An integrated circuit (IC), sometimes called a chip or microchip, is a semiconductor wafer on which thousands or millions of tiny resistors, capacitors, and transistors are fabricated. Integrated circuits (ICs) are a keystone of modern electronics. They are the heart and brains of most circuits. An IC can function as an amplifier, oscillator, timer, counter, computer memory, or microprocessor. A particular IC is categorized as either linear (analog) or digital, depending on its intended application.
Linear ICs have continuously variable output (theoretically capable of attaining an infinite number of states) that depends on the input signal level. As the term implies, the output signal level is a linear function of the input signal level. Ideally, when the instantaneous output is graphed against the instantaneous input, the plot appears as a straight line. Linear ICs are used as audio-frequency (AF) and radio-frequency (RF) amplifiers. The operational amplifier(op amp) is a common device in these applications.
Digital ICs operate at only a few defined levels or states, rather than over a continuous range of signal amplitudes. These devices are used in computers, computer networks, modems, and frequency counters. The fundamental building blocks of digital ICs are logic gates, which work with binary data, that is, signals that have only two different states, called low (logic 0) and high (logic 1).
Depending on the way they are manufactured, integrated circuits can be divided into two groups: hybrid and monolithic. Hybrid circuits have been around longer.
The package is what encapsulates the integrated circuit die and splays it out into a device we can more easily connect to.
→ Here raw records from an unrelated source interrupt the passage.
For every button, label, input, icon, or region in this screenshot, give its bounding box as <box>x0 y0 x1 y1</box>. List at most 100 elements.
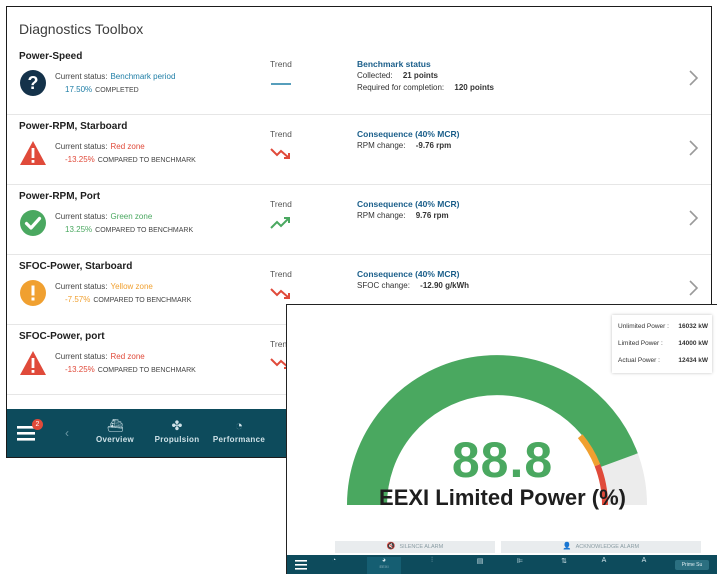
row-title: Power-Speed <box>19 51 83 62</box>
nav-item-label: EEXI <box>379 564 389 569</box>
list-icon: ▤ <box>476 558 484 565</box>
status-percent: -13.25% <box>65 155 95 164</box>
power-value: 14000 kW <box>678 340 708 347</box>
text-icon: A <box>601 557 607 564</box>
status-prefix: Current status: <box>55 142 108 151</box>
consequence-label: Required for completion: <box>357 83 445 92</box>
nav-item-label: Performance <box>212 435 266 444</box>
trend-up-icon <box>270 217 290 229</box>
vessel-chip[interactable]: Prime Su <box>675 560 709 570</box>
eexi-window: Unlimited Power : 16032 kW Limited Power… <box>286 304 717 574</box>
diagnostic-row[interactable]: Power-RPM, Starboard Current status: Red … <box>7 115 711 185</box>
gauge-label: EEXI Limited Power (%) <box>379 485 626 510</box>
acknowledge-alarm-button[interactable]: 👤 ACKNOWLEDGE ALARM <box>501 541 701 553</box>
status-percent: -13.25% <box>65 365 95 374</box>
ship-icon: ⛴ <box>106 418 124 433</box>
eexi-nav-item[interactable]: ⊫ <box>503 557 537 565</box>
nav-item-propulsion[interactable]: ✤ Propulsion <box>147 417 207 444</box>
bar-icon: ⊫ <box>516 558 524 565</box>
status-block: Current status: Yellow zone -7.57% COMPARE… <box>55 280 191 307</box>
user-check-icon: 👤 <box>562 543 572 550</box>
trend-label: Trend <box>270 269 292 279</box>
eexi-nav-item[interactable]: A <box>587 557 621 564</box>
status-prefix: Current status: <box>55 282 108 291</box>
status-percent: -7.57% <box>65 295 91 304</box>
eexi-nav-item[interactable]: ▤ <box>463 557 497 565</box>
status-block: Current status: Red zone -13.25% COMPARED … <box>55 140 196 167</box>
nav-item-label: Propulsion <box>154 435 200 444</box>
consequence-line: RPM change: 9.76 rpm <box>357 211 449 220</box>
status-value: Green zone <box>110 212 153 221</box>
status-block: Current status: Benchmark period 17.50% CO… <box>55 70 175 97</box>
check-circle-icon <box>20 210 46 236</box>
eexi-nav-item[interactable]: ⇅ <box>547 557 581 565</box>
menu-icon[interactable] <box>295 560 307 570</box>
eexi-bottom-navigation: ◔ ◕ EEXI ⫶ ▤ ⊫ ⇅ A A Prime Su <box>287 555 717 574</box>
consequence-label: RPM change: <box>357 141 406 150</box>
nav-item-label: Overview <box>96 435 134 444</box>
power-value: 12434 kW <box>678 357 708 364</box>
question-circle-icon: ? <box>20 70 46 96</box>
chevron-right-icon[interactable] <box>687 137 699 159</box>
status-block: Current status: Green zone 13.25% COMPARED… <box>55 210 193 237</box>
nav-left-arrow-icon[interactable]: ‹ <box>65 426 69 440</box>
eexi-nav-item-active[interactable]: ◕ EEXI <box>367 557 401 574</box>
consequence-title: Benchmark status <box>357 59 431 69</box>
chart-icon: ⫶ <box>431 557 433 564</box>
chevron-right-icon[interactable] <box>687 277 699 299</box>
row-title: Power-RPM, Port <box>19 191 101 202</box>
consequence-value: -12.90 g/kWh <box>420 281 470 290</box>
consequence-title: Consequence (40% MCR) <box>357 269 460 279</box>
trend-down-icon <box>270 288 290 299</box>
consequence-value: 9.76 rpm <box>415 211 449 220</box>
exclamation-circle-icon <box>20 280 46 306</box>
consequence-label: RPM change: <box>357 211 406 220</box>
power-label: Unlimited Power : <box>618 323 669 330</box>
sort-icon: ⇅ <box>561 558 567 565</box>
acknowledge-alarm-label: ACKNOWLEDGE ALARM <box>575 544 640 550</box>
consequence-value: 21 points <box>402 71 438 80</box>
warning-triangle-icon <box>20 141 46 165</box>
nav-item-performance[interactable]: ◔ Performance <box>209 417 269 444</box>
power-value: 16032 kW <box>678 323 708 330</box>
consequence-title: Consequence (40% MCR) <box>357 199 460 209</box>
trend-label: Trend <box>270 129 292 139</box>
chevron-right-icon[interactable] <box>687 207 699 229</box>
speaker-mute-icon: 🔇 <box>386 543 396 550</box>
status-prefix: Current status: <box>55 352 108 361</box>
trend-label: Trend <box>270 59 292 69</box>
status-block: Current status: Red zone -13.25% COMPARED … <box>55 350 196 377</box>
chevron-right-icon[interactable] <box>687 67 699 89</box>
status-percent: 13.25% <box>65 225 93 234</box>
speedometer-icon: ◔ <box>235 418 243 433</box>
warning-triangle-icon <box>20 351 46 375</box>
status-percent-suffix: COMPARED TO BENCHMARK <box>93 297 192 304</box>
text-icon: A <box>641 557 647 564</box>
status-value: Red zone <box>110 352 145 361</box>
speedometer-icon: ◕ <box>381 557 387 564</box>
status-percent-suffix: COMPARED TO BENCHMARK <box>97 367 196 374</box>
eexi-nav-item[interactable]: ◔ <box>317 557 351 564</box>
consequence-value: -9.76 rpm <box>415 141 452 150</box>
svg-text:?: ? <box>28 73 39 93</box>
consequence-label: Collected: <box>357 71 393 80</box>
trend-down-icon <box>270 148 290 159</box>
eexi-nav-item[interactable]: A <box>627 557 661 564</box>
nav-item-overview[interactable]: ⛴ Overview <box>85 417 145 444</box>
eexi-nav-item[interactable]: ⫶ <box>415 557 449 565</box>
status-percent: 17.50% <box>65 85 93 94</box>
consequence-label: SFOC change: <box>357 281 410 290</box>
consequence-title: Consequence (40% MCR) <box>357 129 460 139</box>
consequence-line: Collected: 21 points <box>357 71 438 80</box>
status-percent-suffix: COMPARED TO BENCHMARK <box>97 157 196 164</box>
consequence-line: RPM change: -9.76 rpm <box>357 141 451 150</box>
app-title: Diagnostics Toolbox <box>19 21 144 37</box>
diagnostic-row[interactable]: Power-Speed ? Current status: Benchmark p… <box>7 45 711 115</box>
gauge-value: 88.8 <box>451 432 554 488</box>
status-percent-suffix: COMPARED TO BENCHMARK <box>95 227 194 234</box>
row-title: SFOC-Power, port <box>19 331 105 342</box>
diagnostic-row[interactable]: Power-RPM, Port Current status: Green zon… <box>7 185 711 255</box>
consequence-line: SFOC change: -12.90 g/kWh <box>357 281 469 290</box>
consequence-value: 120 points <box>454 83 494 92</box>
silence-alarm-button[interactable]: 🔇 SILENCE ALARM <box>335 541 495 553</box>
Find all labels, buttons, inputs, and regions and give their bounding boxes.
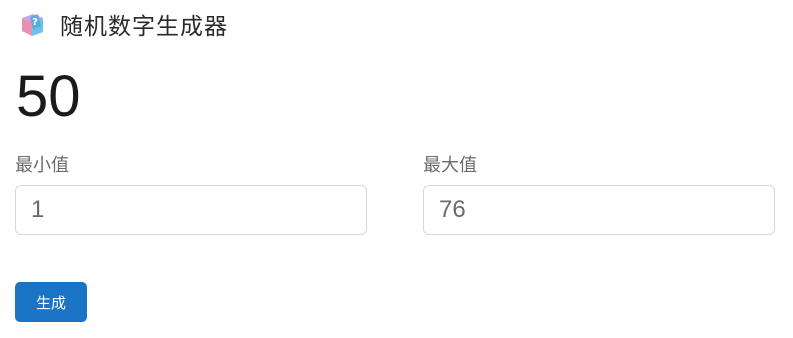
app-title: 随机数字生成器 [60, 14, 228, 40]
min-value-label: 最小值 [15, 155, 69, 176]
app-header: ? 随机数字生成器 [18, 8, 228, 40]
random-number-generator-page: ? 随机数字生成器 50 最小值 最大值 生成 [0, 0, 793, 338]
generate-button[interactable]: 生成 [15, 282, 87, 322]
svg-text:?: ? [32, 17, 38, 28]
max-value-field: 最大值 [423, 153, 775, 235]
question-cube-icon: ? [18, 10, 46, 38]
min-value-field: 最小值 [15, 153, 367, 235]
max-value-label: 最大值 [423, 155, 477, 176]
min-value-input[interactable] [15, 185, 367, 235]
max-value-input[interactable] [423, 185, 775, 235]
generated-number: 50 [16, 64, 81, 129]
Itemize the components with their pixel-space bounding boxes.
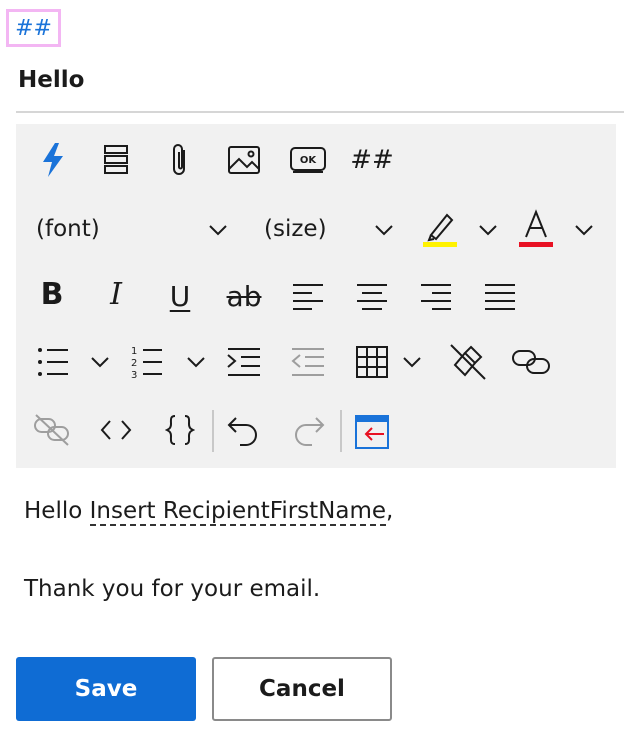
hash-tag-button[interactable]: ## [350, 140, 394, 180]
size-chevron-down-icon[interactable] [372, 218, 396, 242]
align-center-icon[interactable] [354, 278, 390, 314]
font-size-dropdown[interactable]: (size) [264, 216, 327, 242]
align-justify-icon[interactable] [482, 278, 518, 314]
svg-text:3: 3 [131, 370, 137, 379]
recipient-firstname-token[interactable]: Insert RecipientFirstName [89, 498, 387, 526]
indent-icon[interactable] [226, 346, 262, 378]
insert-template-icon[interactable] [352, 412, 392, 452]
editor-line-2[interactable]: Thank you for your email. [24, 576, 320, 602]
font-color-chevron-down-icon[interactable] [572, 218, 596, 242]
button-insert-icon-text: OK [300, 155, 318, 166]
bold-label: B [40, 276, 64, 312]
italic-button[interactable]: I [100, 274, 132, 314]
curly-braces-icon[interactable] [162, 412, 198, 448]
numbered-list-icon[interactable]: 123 [130, 344, 164, 380]
hash-badge-text: ## [15, 15, 52, 41]
clear-formatting-icon[interactable] [448, 342, 488, 382]
attachment-icon[interactable] [164, 140, 196, 180]
italic-label: I [110, 276, 122, 312]
toolbar-separator-2 [340, 410, 342, 452]
align-right-icon[interactable] [418, 278, 454, 314]
bold-button[interactable]: B [36, 274, 68, 314]
button-insert-icon[interactable]: OK [288, 144, 328, 176]
image-icon[interactable] [226, 142, 262, 178]
subject-value: Hello [18, 67, 85, 93]
svg-text:2: 2 [131, 358, 137, 369]
toolbar-separator [212, 410, 214, 452]
greeting-text: Hello [24, 498, 90, 524]
greeting-suffix: , [386, 498, 394, 524]
code-view-icon[interactable] [98, 414, 134, 446]
unlink-icon[interactable] [32, 412, 72, 448]
table-chevron-down-icon[interactable] [400, 350, 424, 374]
underline-button[interactable]: U [164, 274, 196, 318]
stacked-rows-icon[interactable] [100, 142, 132, 178]
underline-label: U [169, 279, 191, 313]
link-icon[interactable] [510, 346, 552, 378]
save-button[interactable]: Save [16, 657, 196, 721]
cancel-button[interactable]: Cancel [212, 657, 392, 721]
undo-icon[interactable] [224, 412, 264, 448]
outdent-icon[interactable] [290, 346, 326, 378]
highlight-icon[interactable] [420, 208, 460, 250]
bullet-list-icon[interactable] [36, 344, 70, 380]
bullet-chevron-down-icon[interactable] [88, 350, 112, 374]
strikethrough-button[interactable]: ab [222, 274, 266, 318]
hash-badge[interactable]: ## [6, 9, 61, 47]
subject-field[interactable]: Hello [16, 64, 624, 113]
font-size-value: (size) [264, 216, 327, 242]
svg-text:1: 1 [131, 346, 137, 357]
lightning-icon[interactable] [36, 140, 70, 180]
font-color-icon[interactable] [516, 208, 556, 250]
font-family-value: (font) [36, 216, 100, 242]
hash-tag-label: ## [350, 145, 394, 175]
font-family-dropdown[interactable]: (font) [36, 216, 100, 242]
redo-icon[interactable] [288, 412, 328, 448]
editor-line-1[interactable]: Hello Insert RecipientFirstName, [24, 498, 394, 526]
font-chevron-down-icon[interactable] [206, 218, 230, 242]
align-left-icon[interactable] [290, 278, 326, 314]
strikethrough-label: ab [226, 279, 262, 313]
table-icon[interactable] [354, 344, 390, 380]
numbered-chevron-down-icon[interactable] [184, 350, 208, 374]
formatting-toolbar: OK ## (font) (size) B I U ab 1 2 3 [16, 124, 616, 468]
highlight-chevron-down-icon[interactable] [476, 218, 500, 242]
body-text: Thank you for your email. [24, 576, 321, 602]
Each outer connection on the die is connected via a tiny piece of gold wire to a pad or pin on the package. Pins are the silver, extruding terminals on an IC, which go on to connect to other parts of a circuit. These are of utmost importance to us, because they’re what will go on to connect to the rest of the components and wires in a circuit.
There are many different types of packages, each of which has unique dimensions, mounting-types, and/or pin-counts.
All ICs are polarized,and every pin is unique in terms of both location and function. This means the package has to have some way to convey which pin is which. Most ICs will use either a notch or a dot to indicate which pin is the first pin. (Sometimes both, sometimes one or the other.)
One of the main distinguishing package type characteristics is the way they mount to a circuit board. All packages fall into one of two mounting types: through-hole (PTH) or surface-mount (SMD or SMT). Through-hole packages are generally bigger, and much easier to work with. They’re designed to be stuck through one side of a board and soldered to the other side.
Surface-mount packages range in size from small to minuscule. They are all designed to sit on one side of a circuit board and be soldered to the surface.
Logic Gates (7400 series), Timers (555, 556), Shift Registers (74HC164, 74HC595), Microcontrollers (PIC16F877A, ATmega328P), Microprocessors (8086, 80386, MC68030), FPGAs, Sensors(LM35, 5843), RTC (DS3231, DS1307), Etc.